As director of WPI’s Center for Project-Based Learning (PBL), Dr. Kris Wobbe has worked with peers across higher education, nationally and internationally, to facilitate the advancement of project-based learning, tailored for their students, their curriculum, and their institutions. She draws upon over 25 years of extensive PBL experience including leading a first-year, interdisciplinary, project-based program and integration of projects into coursework as a professor of biochemistry.
WPI's 5-Part PBL Podcast Series on The Academic Minute, WAMC National Production
Maximizing Learning through High-Impact Practices | Kris Wobbe
This podcast examines the unique contribution of five high-impact practices (HIPs) on a range of outcomes confirming that stacking HIPs over time provides unique benefits to students.
Project-Based Learning: More Is Better | Kimberly LeChasseur
This podcast explores the dosage effects of project-based learning—the amount of a particular type of learning experience an individual must have to receive the potential benefits.

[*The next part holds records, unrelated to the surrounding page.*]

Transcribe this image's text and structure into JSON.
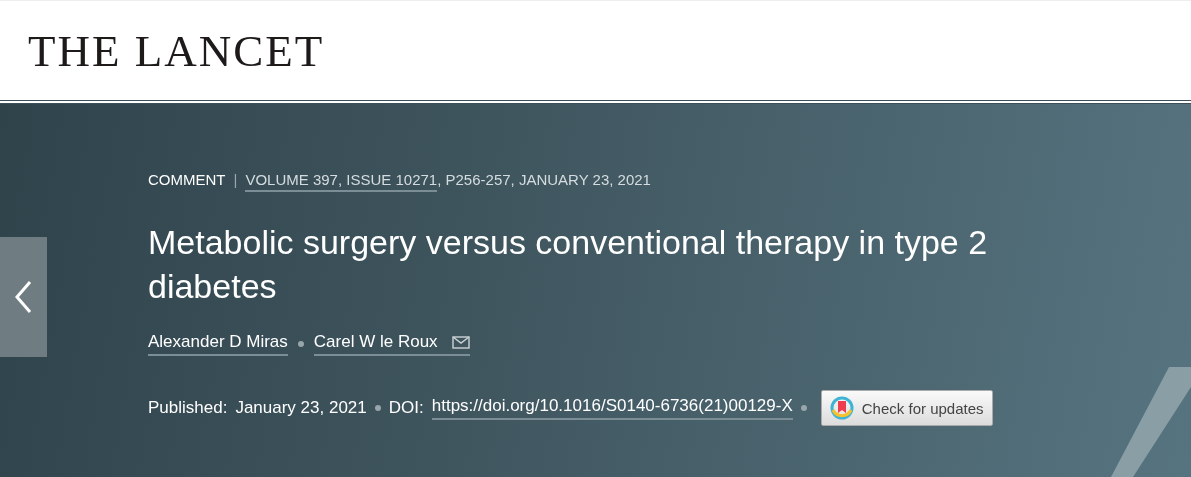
{
  "logo": "THE LANCET",
  "article": {
    "type": "COMMENT",
    "separator": "|",
    "issue_link": "VOLUME 397, ISSUE 10271",
    "citation_rest": ", P256-257, JANUARY 23, 2021",
    "title": "Metabolic surgery versus conventional therapy in type 2 diabetes",
    "authors": [
      {
        "name": "Alexander D Miras",
        "email": false
      },
      {
        "name": "Carel W le Roux",
        "email": true
      }
    ],
    "published_label": "Published:",
    "published_date": "January 23, 2021",
    "doi_label": "DOI:",
    "doi": "https://doi.org/10.1016/S0140-6736(21)00129-X",
    "update_button": "Check for updates"
  }
}
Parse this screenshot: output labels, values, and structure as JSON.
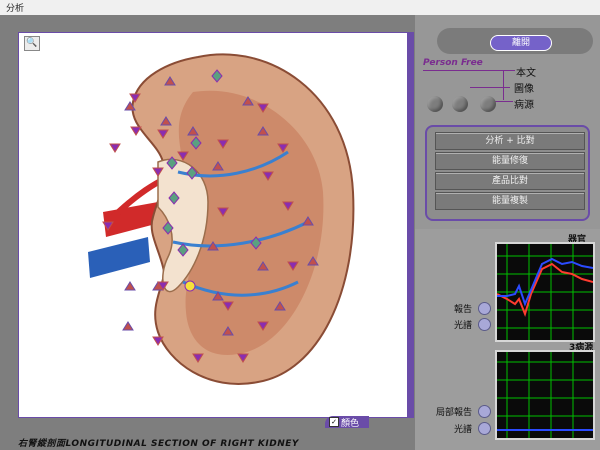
{
  "window": {
    "title": "分析"
  },
  "image_view": {
    "zoom_icon": "magnifier-icon",
    "color_toggle_label": "顏色",
    "caption": "右腎縱剖面LONGITUDINAL SECTION OF RIGHT KIDNEY"
  },
  "header": {
    "leave_label": "離開",
    "brand": "Person Free"
  },
  "options": [
    "本文",
    "圖像",
    "病源"
  ],
  "menu": [
    "分析 + 比對",
    "能量修復",
    "產品比對",
    "能量複製"
  ],
  "charts": [
    {
      "title": "器官",
      "buttons": [
        "報告",
        "光譜"
      ]
    },
    {
      "title": "3病源",
      "buttons": [
        "局部報告",
        "光譜"
      ]
    }
  ],
  "colors": {
    "accent": "#6a4ca8",
    "brand": "#7a2d8f",
    "chart_bg": "#0a0a0a",
    "grid": "#00c000",
    "series_red": "#ff3b2f",
    "series_blue": "#2b4bff"
  }
}
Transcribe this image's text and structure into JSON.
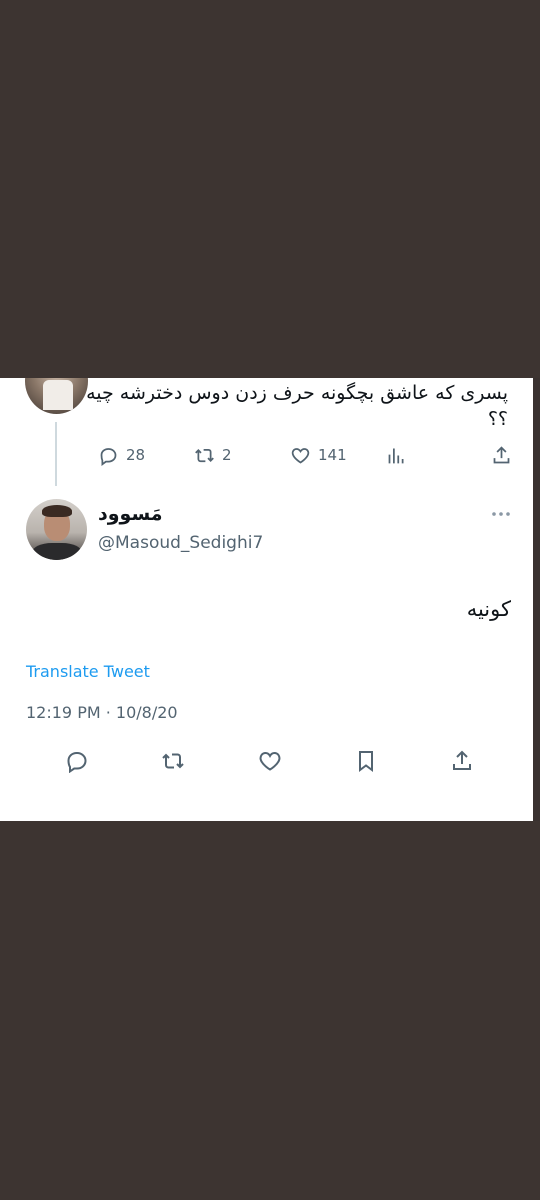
{
  "colors": {
    "background": "#3d3431",
    "card": "#ffffff",
    "text": "#0f1419",
    "muted": "#536471",
    "link": "#1d9bf0"
  },
  "parent_tweet": {
    "text": "پسری که عاشق بچگونه حرف زدن دوس دخترشه چیه ؟؟",
    "metrics": {
      "replies": "28",
      "retweets": "2",
      "likes": "141"
    },
    "icons": [
      "reply-icon",
      "retweet-icon",
      "like-icon",
      "views-icon",
      "share-icon"
    ]
  },
  "reply_tweet": {
    "display_name": "مَسوود",
    "handle": "@Masoud_Sedighi7",
    "text": "کونیه",
    "translate_label": "Translate Tweet",
    "timestamp": "12:19 PM · 10/8/20",
    "action_icons": [
      "reply-icon",
      "retweet-icon",
      "like-icon",
      "bookmark-icon",
      "share-icon"
    ],
    "more_icon": "more-icon"
  }
}
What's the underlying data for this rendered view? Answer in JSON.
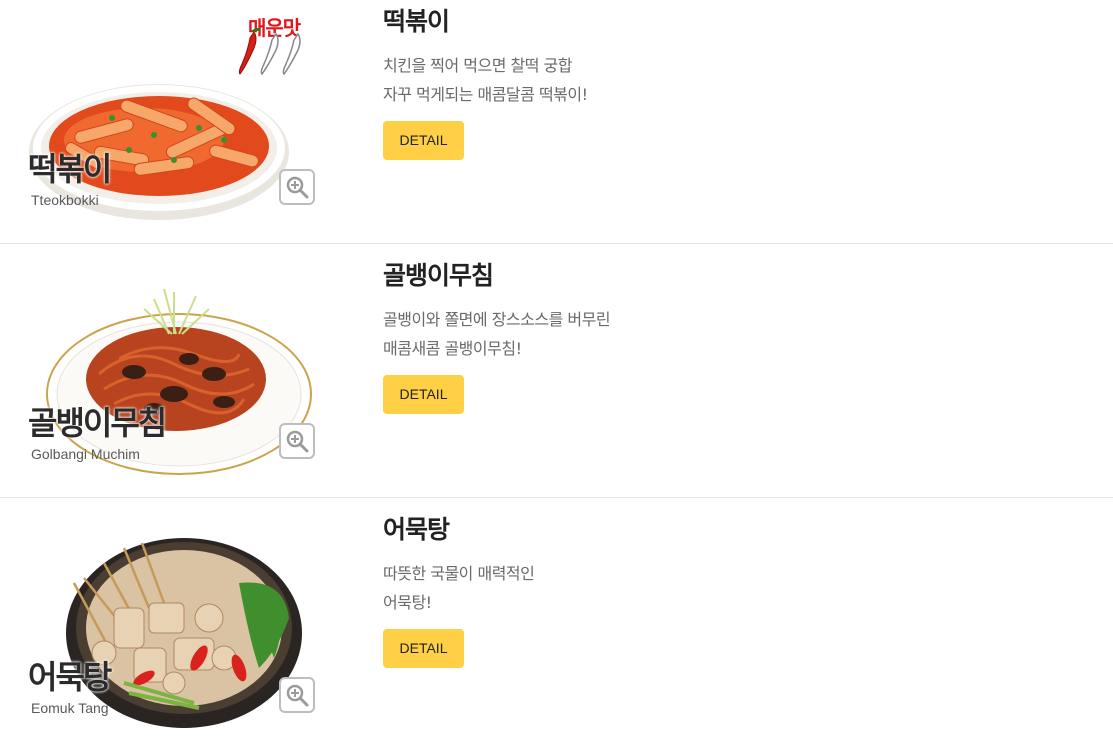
{
  "menu": {
    "items": [
      {
        "title": "떡볶이",
        "desc_line1": "치킨을 찍어 먹으면 찰떡 궁합",
        "desc_line2": "자꾸 먹게되는 매콤달콤 떡볶이!",
        "detail_label": "DETAIL",
        "thumb_name_ko": "떡볶이",
        "thumb_name_en": "Tteokbokki",
        "spicy_badge": "매운맛",
        "icon": "zoom-in-icon"
      },
      {
        "title": "골뱅이무침",
        "desc_line1": "골뱅이와 쫄면에 장스소스를 버무린",
        "desc_line2": "매콤새콤 골뱅이무침!",
        "detail_label": "DETAIL",
        "thumb_name_ko": "골뱅이무침",
        "thumb_name_en": "Golbangi Muchim",
        "icon": "zoom-in-icon"
      },
      {
        "title": "어묵탕",
        "desc_line1": "따뜻한 국물이 매력적인",
        "desc_line2": "어묵탕!",
        "detail_label": "DETAIL",
        "thumb_name_ko": "어묵탕",
        "thumb_name_en": "Eomuk Tang",
        "icon": "zoom-in-icon"
      }
    ]
  },
  "colors": {
    "detail_button": "#ffcf45",
    "spicy_text": "#e3151a",
    "divider": "#e2e2e2"
  }
}
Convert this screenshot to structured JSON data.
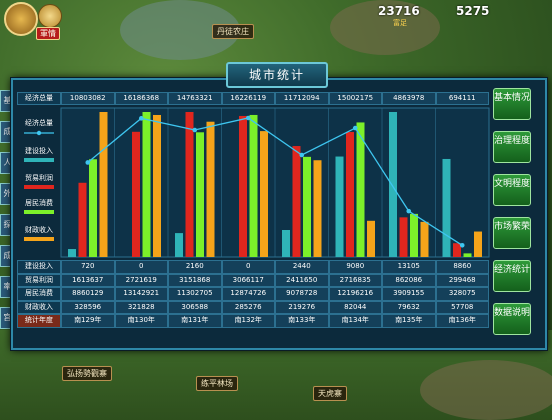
{
  "topbar": {
    "avatar_badge": "軍情",
    "resource_1": "23716",
    "resource_1_sub": "富足",
    "resource_2": "5275"
  },
  "map_labels": [
    "丹徒农庄",
    "弘扬勢觀寨",
    "练平林场",
    "天虎寨"
  ],
  "left_tabs": [
    "基",
    "成",
    "人",
    "外",
    "探",
    "成",
    "率",
    "宫"
  ],
  "panel": {
    "title": "城市统计",
    "legend": [
      "经济总量",
      "建设投入",
      "贸易利润",
      "居民消费",
      "财政收入"
    ],
    "right_buttons": [
      "基本情况",
      "治理程度",
      "文明程度",
      "市场繁荣",
      "经济统计",
      "数据说明"
    ]
  },
  "table": {
    "row_labels": [
      "建设投入",
      "贸易利润",
      "居民消费",
      "财政收入",
      "统计年度"
    ],
    "top_label": "经济总量",
    "top_values": [
      "10803082",
      "16186368",
      "14763321",
      "16226119",
      "11712094",
      "15002175",
      "4863978",
      "694111"
    ],
    "rows": [
      [
        "720",
        "0",
        "2160",
        "0",
        "2440",
        "9080",
        "13105",
        "8860"
      ],
      [
        "1613637",
        "2721619",
        "3151868",
        "3066117",
        "2411650",
        "2716835",
        "862086",
        "299468"
      ],
      [
        "8860129",
        "13142921",
        "11302705",
        "12874726",
        "9078728",
        "12196216",
        "3909155",
        "328075"
      ],
      [
        "328596",
        "321828",
        "306588",
        "285276",
        "219276",
        "82044",
        "79632",
        "57708"
      ],
      [
        "南129年",
        "南130年",
        "南131年",
        "南132年",
        "南133年",
        "南134年",
        "南135年",
        "南136年"
      ]
    ]
  },
  "chart_data": {
    "type": "bar",
    "categories": [
      "南129年",
      "南130年",
      "南131年",
      "南132年",
      "南133年",
      "南134年",
      "南135年",
      "南136年"
    ],
    "series": [
      {
        "name": "建设投入",
        "values": [
          720,
          0,
          2160,
          0,
          2440,
          9080,
          13105,
          8860
        ]
      },
      {
        "name": "贸易利润",
        "values": [
          1613637,
          2721619,
          3151868,
          3066117,
          2411650,
          2716835,
          862086,
          299468
        ]
      },
      {
        "name": "居民消费",
        "values": [
          8860129,
          13142921,
          11302705,
          12874726,
          9078728,
          12196216,
          3909155,
          328075
        ]
      },
      {
        "name": "财政收入",
        "values": [
          328596,
          321828,
          306588,
          285276,
          219276,
          82044,
          79632,
          57708
        ]
      },
      {
        "name": "经济总量",
        "type": "line",
        "values": [
          10803082,
          16186368,
          14763321,
          16226119,
          11712094,
          15002175,
          4863978,
          694111
        ]
      }
    ],
    "colors": {
      "建设投入": "#2fb4b8",
      "贸易利润": "#e0261e",
      "居民消费": "#7cf02a",
      "财政收入": "#f5a41a",
      "经济总量": "#3ec6f0"
    }
  }
}
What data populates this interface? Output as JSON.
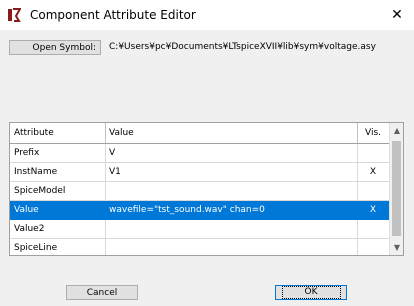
{
  "window": {
    "title": "Component Attribute Editor",
    "close_glyph": "✕",
    "app_icon": "ltspice-icon"
  },
  "symbol": {
    "open_label": "Open Symbol:",
    "path": "C:¥Users¥pc¥Documents¥LTspiceXVII¥lib¥sym¥voltage.asy"
  },
  "table": {
    "headers": {
      "attribute": "Attribute",
      "value": "Value",
      "vis": "Vis."
    },
    "rows": [
      {
        "attribute": "Prefix",
        "value": "V",
        "vis": ""
      },
      {
        "attribute": "InstName",
        "value": "V1",
        "vis": "X"
      },
      {
        "attribute": "SpiceModel",
        "value": "",
        "vis": ""
      },
      {
        "attribute": "Value",
        "value": "wavefile=\"tst_sound.wav\" chan=0",
        "vis": "X",
        "selected": true
      },
      {
        "attribute": "Value2",
        "value": "",
        "vis": ""
      },
      {
        "attribute": "SpiceLine",
        "value": "",
        "vis": ""
      }
    ],
    "selection_color": "#0078d7"
  },
  "buttons": {
    "cancel": "Cancel",
    "ok": "OK"
  }
}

The Unexpected (and Expected) Benefits of Projects in the Humanities | Ryan Madan
This podcast examines the impact of a Humanities or Arts capstone project on several outcomes and whether it might amplify learning of technical skills for engineering students.
Failing Forward with Project-Based Learning | Sarah Stanlick
This podcast examines initial struggles with project-based learning and the impact on subsequent project experiences highlighting the differences between satisfaction and learning.
Projects Narrow Self-Efficacy Gaps for Women | Lindsay Davis
This podcast examines project-based learning’s effectiveness on self-efficacy with women, suggesting that PBL can be an attractive pedagogy for recruiting and retaining women in STEM.